Startups are bets. “Housemates would like to have an app that helps them track expenses in a shared household.” (Splittable is a great new Seedcamp startup) The realisation of your vision is actually a whole series of these bets or hypotheses. You test them, learn, and move forward. What users like, don’t like, how much, and what they will respond to. These are beliefs that investors buy into, and it’s your job as a Founder to ultimately prove them to be true, or if not, try something else!

But when you dig into your Vision, there are a lot of underlying assumptions. What are they? Which ones do you address first? The risk of not thinking about this methodically is that you spend a long time operating under an assumption that ultimately turns out not to be true.

Here’s a helpful tool I’ve come across a few times, the Assumptions Matrix. It asks you to graph your assumptions based on how ‘Fundamental’ they are to your business and by how ‘Unknown’ they are. Imagine using a scale of 1-10 for each axis. The result, as you can see, suggests a priority of what you should be addressing first.

assumptions.map

Naturally, you want to focus FIRST on the ones in the upper-right, this is called the Pivot Zone.

For things that are highly ‘unknown’ – how can you learn more? Talk to an expert? Get a research report? Reference competitors? Test with users? Of course, the most important things you just can’t know beforehand, that’s what makes startups ‘bets’.

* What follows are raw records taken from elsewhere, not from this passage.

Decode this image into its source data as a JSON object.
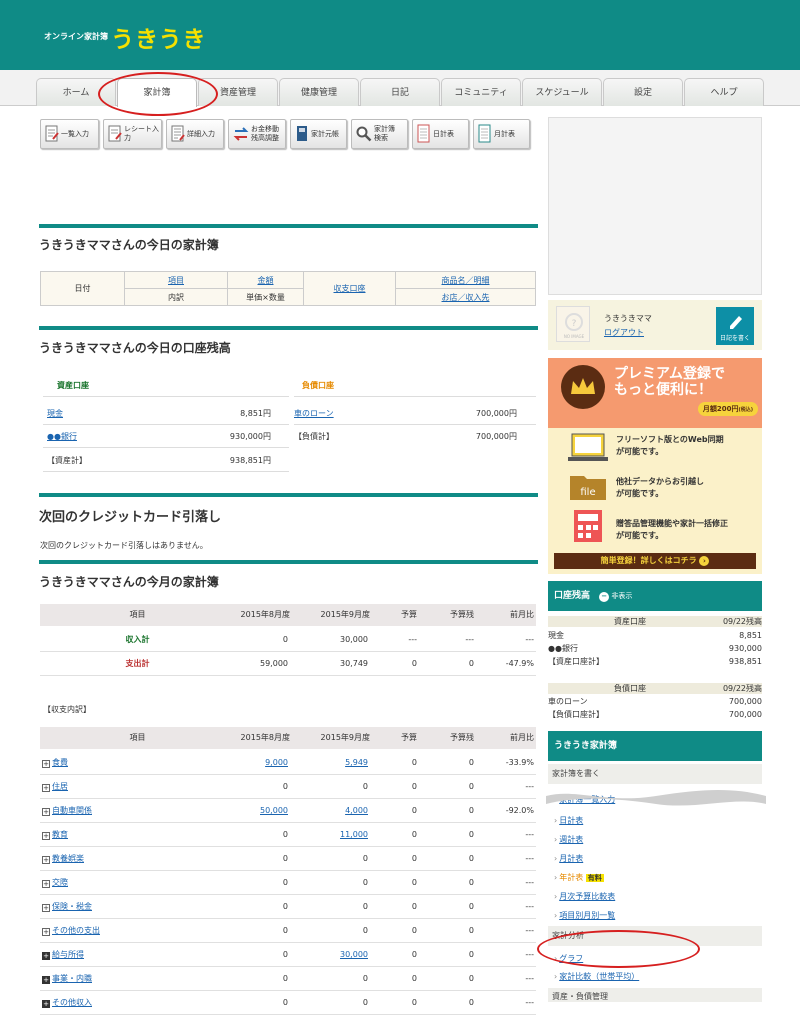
{
  "header": {
    "site_small": "オンライン家計簿",
    "site_name": "うきうき"
  },
  "tabs": [
    "ホーム",
    "家計簿",
    "資産管理",
    "健康管理",
    "日記",
    "コミュニティ",
    "スケジュール",
    "設定",
    "ヘルプ"
  ],
  "toolbar": [
    {
      "label": "一覧入力",
      "icon": "list-edit-icon"
    },
    {
      "label": "レシート入力",
      "icon": "receipt-icon"
    },
    {
      "label": "詳細入力",
      "icon": "detail-input-icon"
    },
    {
      "label": "お金移動\n残高調整",
      "icon": "transfer-icon"
    },
    {
      "label": "家計元帳",
      "icon": "ledger-icon"
    },
    {
      "label": "家計簿\n検索",
      "icon": "magnifier-icon"
    },
    {
      "label": "日計表",
      "icon": "daily-sheet-icon"
    },
    {
      "label": "月計表",
      "icon": "monthly-sheet-icon"
    }
  ],
  "today": {
    "title": "うきうきママさんの今日の家計簿",
    "headers": {
      "date": "日付",
      "item": "項目",
      "detail": "内訳",
      "amount": "金額",
      "unit_qty": "単価×数量",
      "account": "収支口座",
      "product": "商品名／明細",
      "shop": "お店／収入先"
    }
  },
  "balance": {
    "title": "うきうきママさんの今日の口座残高",
    "asset_header": "資産口座",
    "liability_header": "負債口座",
    "assets": [
      {
        "name": "現金",
        "value": "8,851円"
      },
      {
        "name": "●●銀行",
        "value": "930,000円"
      }
    ],
    "asset_total": {
      "name": "【資産計】",
      "value": "938,851円"
    },
    "liabilities": [
      {
        "name": "車のローン",
        "value": "700,000円"
      }
    ],
    "liability_total": {
      "name": "【負債計】",
      "value": "700,000円"
    }
  },
  "credit": {
    "title": "次回のクレジットカード引落し",
    "message": "次回のクレジットカード引落しはありません。"
  },
  "month": {
    "title": "うきうきママさんの今月の家計簿",
    "columns": [
      "項目",
      "2015年8月度",
      "2015年9月度",
      "予算",
      "予算残",
      "前月比"
    ],
    "summary": [
      {
        "label": "収入計",
        "aug": "0",
        "sep": "30,000",
        "budget": "---",
        "remain": "---",
        "ratio": "---"
      },
      {
        "label": "支出計",
        "aug": "59,000",
        "sep": "30,749",
        "budget": "0",
        "remain": "0",
        "ratio": "-47.9%"
      }
    ],
    "breakdown_label": "【収支内訳】",
    "rows": [
      {
        "label": "食費",
        "aug": "9,000",
        "sep": "5,949",
        "budget": "0",
        "remain": "0",
        "ratio": "-33.9%",
        "dark": false,
        "aug_link": true,
        "sep_link": true
      },
      {
        "label": "住居",
        "aug": "0",
        "sep": "0",
        "budget": "0",
        "remain": "0",
        "ratio": "---",
        "dark": false,
        "aug_link": false,
        "sep_link": false
      },
      {
        "label": "自動車関係",
        "aug": "50,000",
        "sep": "4,000",
        "budget": "0",
        "remain": "0",
        "ratio": "-92.0%",
        "dark": false,
        "aug_link": true,
        "sep_link": true
      },
      {
        "label": "教育",
        "aug": "0",
        "sep": "11,000",
        "budget": "0",
        "remain": "0",
        "ratio": "---",
        "dark": false,
        "aug_link": false,
        "sep_link": true
      },
      {
        "label": "教養娯楽",
        "aug": "0",
        "sep": "0",
        "budget": "0",
        "remain": "0",
        "ratio": "---",
        "dark": false,
        "aug_link": false,
        "sep_link": false
      },
      {
        "label": "交際",
        "aug": "0",
        "sep": "0",
        "budget": "0",
        "remain": "0",
        "ratio": "---",
        "dark": false,
        "aug_link": false,
        "sep_link": false
      },
      {
        "label": "保険・税金",
        "aug": "0",
        "sep": "0",
        "budget": "0",
        "remain": "0",
        "ratio": "---",
        "dark": false,
        "aug_link": false,
        "sep_link": false
      },
      {
        "label": "その他の支出",
        "aug": "0",
        "sep": "0",
        "budget": "0",
        "remain": "0",
        "ratio": "---",
        "dark": false,
        "aug_link": false,
        "sep_link": false
      },
      {
        "label": "給与所得",
        "aug": "0",
        "sep": "30,000",
        "budget": "0",
        "remain": "0",
        "ratio": "---",
        "dark": true,
        "aug_link": false,
        "sep_link": true
      },
      {
        "label": "事業・内職",
        "aug": "0",
        "sep": "0",
        "budget": "0",
        "remain": "0",
        "ratio": "---",
        "dark": true,
        "aug_link": false,
        "sep_link": false
      },
      {
        "label": "その他収入",
        "aug": "0",
        "sep": "0",
        "budget": "0",
        "remain": "0",
        "ratio": "---",
        "dark": true,
        "aug_link": false,
        "sep_link": false
      }
    ]
  },
  "user": {
    "name": "うきうきママ",
    "logout": "ログアウト",
    "no_image": "NO IMAGE",
    "diary_button": "日記を書く"
  },
  "premium": {
    "title_line1": "プレミアム登録で",
    "title_line2": "もっと便利に！",
    "price": "月額200円",
    "price_note": "(税込)",
    "feature1": "フリーソフト版とのWeb同期\nが可能です。",
    "feature2": "他社データからお引越し\nが可能です。",
    "feature3": "贈答品管理機能や家計一括修正\nが可能です。",
    "cta": "簡単登録！詳しくはコチラ",
    "file_label": "file"
  },
  "side_balance": {
    "title": "口座残高",
    "toggle": "非表示",
    "asset_header": "資産口座",
    "asset_date": "09/22残高",
    "assets": [
      {
        "name": "現金",
        "value": "8,851"
      },
      {
        "name": "●●銀行",
        "value": "930,000"
      },
      {
        "name": "【資産口座計】",
        "value": "938,851"
      }
    ],
    "liab_header": "負債口座",
    "liab_date": "09/22残高",
    "liabs": [
      {
        "name": "車のローン",
        "value": "700,000"
      },
      {
        "name": "【負債口座計】",
        "value": "700,000"
      }
    ]
  },
  "side_menu": {
    "title": "うきうき家計簿",
    "write_header": "家計簿を書く",
    "write_items": [
      "家計簿一覧入力",
      "日計表",
      "週計表",
      "月計表",
      "年計表",
      "月次予算比較表",
      "項目別月別一覧"
    ],
    "paid_badge": "有料",
    "analysis_header": "家計分析",
    "analysis_items": [
      "グラフ",
      "家計比較（世帯平均）"
    ],
    "asset_header": "資産・負債管理"
  }
}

For things that are ‘fundamental’ – if they turn out not to be true – what alternative approaches could you take? Imagine my CarSparkle example. If people don’t want a better way to get their car washed, I am kind of hosed. If, however, they simply don’t care about a 30-minute response time, I can change the timing model of the business, which probably alters staffing requirements.

This is a good exercise to make sure you’ve got the 30,000 feet view, at least, and can also be helpful in your day-to-day debates. It’s also a good platform to make sure people don’t get too locked into their own functional way of thinking and understand what each other are up to. Go Team!